When additional data is available, more analysis can be done and knowledge can then be applied to new vehicles as well as vehicles on the road today via Over The Air (OTA) updates. For example, an automaker can take real-world data from powertrain performance measurements, analyze the actual versus expected results, and then update the vehicles’ electronic engine control system via OTA. The benefits of such updates include increased battery life or fuel economy, improvement to horsepower and torque, suspension improvements, software updates to improve on-board driver assist systems, such as obstacle detection or blind-spot monitoring and more.

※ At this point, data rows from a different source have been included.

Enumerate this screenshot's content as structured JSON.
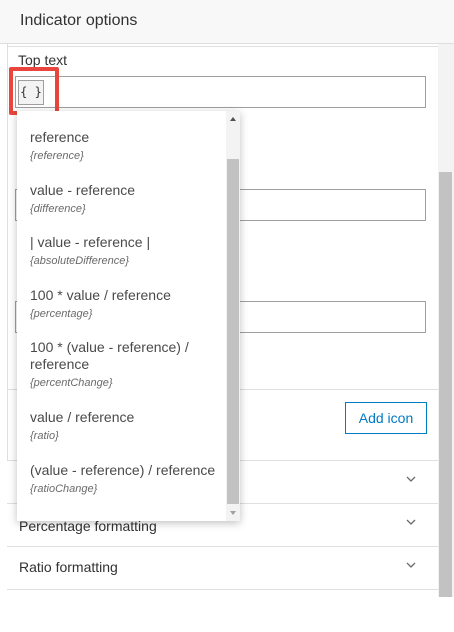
{
  "panel": {
    "title": "Indicator options",
    "top_text_label": "Top text",
    "expression_button_label": "{ }",
    "add_icon_label": "Add icon"
  },
  "dropdown_items": [
    {
      "label": "reference",
      "code": "{reference}"
    },
    {
      "label": "value - reference",
      "code": "{difference}"
    },
    {
      "label": "| value - reference |",
      "code": "{absoluteDifference}"
    },
    {
      "label": "100 * value / reference",
      "code": "{percentage}"
    },
    {
      "label": "100 * (value - reference) / reference",
      "code": "{percentChange}"
    },
    {
      "label": "value / reference",
      "code": "{ratio}"
    },
    {
      "label": "(value - reference) / reference",
      "code": "{ratioChange}"
    }
  ],
  "collapsibles": [
    {
      "label": ""
    },
    {
      "label": "Percentage formatting"
    },
    {
      "label": "Ratio formatting"
    },
    {
      "label": ""
    }
  ],
  "colors": {
    "accent": "#007ac2",
    "highlight": "#e8453c"
  },
  "icons": {
    "chevron": "chevron-down-icon",
    "scroll_up": "arrow-up-icon",
    "scroll_down": "arrow-down-icon"
  }
}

Mitigating OTA and cellular congestion
MQTT not only offers a secure way for manufacturers to push out live updates to cars on the road, it also helps to reduce cell tower congestion. An MQTT platform in conjunction with an OTA update campaign can monitor cellular network conditions, releasing an update to a certain number of vehicles based on current congestion patterns. A good analogy are freeway on-ramp managed lights. By allowing only a number of vehicles that the system can handle, the system can prevent overloading while ensuring a good, consistent experience for those using it.
For instance, an OTA system can take inputs from vehicles on the road, each of which would share current network conditions and performance. The vehicle is likely in a state of constant consumption of data for maps, navigation, OTA updates and more. Providing a benchmark of observed performance of those network assets will give good insight into the health of the cell network at that time.
An OTA system can take input directly from cellular carriers for insight on current network congestion and conditions. The OTA system can then, via MQTT, signal certain vehicles in certain locations to start their update download. By using MQTT to orchestrate OTA downloads across cellular, greater scale and higher update rates can be achieved using less infrastructure in a more efficient manner.
Maintaining data security
All connected devices, such as smart phones, smart homes and smart cities, are prone to cyber attacks, and connected cars are no exception. Given the amount of data connected cars hold, they are nearly akin to a credit card or social security number. With this in mind, it’s critical that manufacturers have a security-first mindset when it comes to developing and updating connected cars.
A good MQTT implementation will have a dimensional security model with controls installed both horizontally and vertically within each device in the workflow. Horizontal controls include vehicle, cell network and gateway, while vertical controls include data link, network, transport, application and identity. These controls provide the rich features needed in a connected vehicle implementation, which minimizes potential new attack surfaces.
Future of connected vehicles
The future of connected vehicles can draw analogies from the smartphone industry a decade ago. At that time, the building blocks of smartphones were just coming into the world. Fast, small processors capable of heavy computing tasks, touchscreens that provided a clear, easy-to-use interface, cellular networks that could deliver 3G data capable of mobile Internet, and platforms and OSes that enabled versatile software and applications.
At the time, a majority of people thought of the smartphone as a simple way to combine an iPod with a cell phone, and the potential of the device was not realized by anyone except a small few. Similarly, as the building blocks for connected vehicles begin to manifest, such as 5G, edge computing, capable hardware and software within a vehicle, and systems that can manage, secure, process, understand and act on all of it, the best version of all outcomes would lead to tremendous advances. These advances include safety — both physical and environmental — as well as commerce and business. As the advent of the motor vehicle helped shape the cities of the day, the connected vehicle will re-shape the landscape in which we live, work and play.